LAFAYETTE — Ivy Tech Community College Lafayette and eight additional colleges in the Community College Alliance for Agriculture Advancement (C2A3) will receive $529,924 over the course of the next four years as part of a cooperative agreement issued by the U.S. Department of Agriculture Natural Resources Conservation Service.
The nine Midwestern community colleges that make up the alliance boast strong agricultural programs and traditions. The consortium was developed under a Memorandum of Understanding with the USDA-NRCS and USDA North Central Sustainable Agriculture Research and Education.
The main objective of the agreement is to realize a shared goal of ensuring quality education and training of field practitioners. By establishing a collaborative framework for cooperative activities, these partners will enhance and accelerate training and adoption of technologies and best practices for improved agricultural productivity and natural resources stewardship.
A key component of this agreement is hands-on learning in the field, utilizing college land resources to model best practices. Faculty and students will implement a conservation plan developed in cooperation with NRCS, install practices on the ground, collect data and help inform current and future producers and conservation professionals.
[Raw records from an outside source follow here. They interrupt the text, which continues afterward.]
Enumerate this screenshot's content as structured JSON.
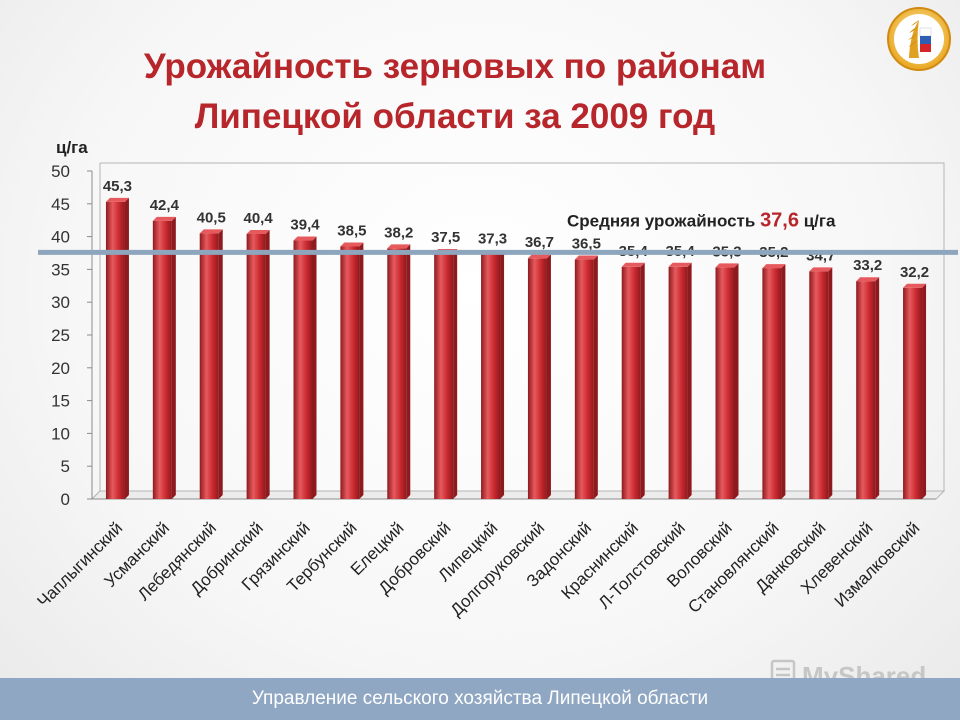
{
  "title_line1": "Урожайность зерновых по районам",
  "title_line2": "Липецкой области за 2009 год",
  "footer": "Управление сельского хозяйства Липецкой области",
  "watermark": "MyShared",
  "chart_data": {
    "type": "bar",
    "ylabel": "ц/га",
    "ylim": [
      0,
      50
    ],
    "yticks": [
      0,
      5,
      10,
      15,
      20,
      25,
      30,
      35,
      40,
      45,
      50
    ],
    "categories": [
      "Чаплыгинский",
      "Усманский",
      "Лебедянский",
      "Добринский",
      "Грязинский",
      "Тербунский",
      "Елецкий",
      "Добровский",
      "Липецкий",
      "Долгоруковский",
      "Задонский",
      "Краснинский",
      "Л-Толстовский",
      "Воловский",
      "Становлянский",
      "Данковский",
      "Хлевенский",
      "Измалковский"
    ],
    "values": [
      45.3,
      42.4,
      40.5,
      40.4,
      39.4,
      38.5,
      38.2,
      37.5,
      37.3,
      36.7,
      36.5,
      35.4,
      35.4,
      35.3,
      35.2,
      34.7,
      33.2,
      32.2
    ],
    "value_labels": [
      "45,3",
      "42,4",
      "40,5",
      "40,4",
      "39,4",
      "38,5",
      "38,2",
      "37,5",
      "37,3",
      "36,7",
      "36,5",
      "35,4",
      "35,4",
      "35,3",
      "35,2",
      "34,7",
      "33,2",
      "32,2"
    ],
    "average": {
      "value": 37.6,
      "label_prefix": "Средняя урожайность",
      "label_value": "37,6",
      "label_unit": "ц/га"
    },
    "colors": {
      "bar": "#c8282e",
      "bar_highlight": "#e65a5e",
      "bar_shadow": "#8e1a1e",
      "average_line": "#8ea6bd",
      "average_value": "#b7262b",
      "grid": "#b5b5b5"
    },
    "grid": false,
    "legend": "none"
  }
}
Ivy Tech Lafayette will utilize the funds from this agreement for equipment and staffing to implement conservation practices and measure key soil health data points. As one example, using a recently acquired Interseeder, Ivy Tech Lafayette students will be planting cover crops into early stage corn in several test plots.
The goal is not only to accelerate the adoption of conservation practices through the education of current, two-year agriculture students, but to also disseminate information to the broader community through field days and other college events and partnerships.
Ivy Tech Lafayette will host field days, inviting the community to observe the results of the cover crop trials and to hear from experts about best practices in the use of cover crops.
The C2A3 collaboration was born out of a mutual desire to provide more ongoing education, training and demonstration to future farm producers and agricultural service providers with the goal of improving the health, and therefore the long–term productivity, resilience and sustainability of the soil.
According to Jerry Raynor, Indiana NRCS State Conservationist, “Indiana NRCS is excited to partner with Ivy Tech Lafayette to push our understanding of soil health management systems to higher levels with a new group of students, farmers, and conservation professionals alike. Ivy Tech’s ability to dedicate their farm, faculty. and students will be a huge benefit to evaluating the various ways that Indiana farmers can manage their land.”
In addition to working together on applied research projects that advance student learning on their college farms, member institutions partner with one another to share resources, faculty expertise, curriculum and tools which will advance the future of agriculture production in this country.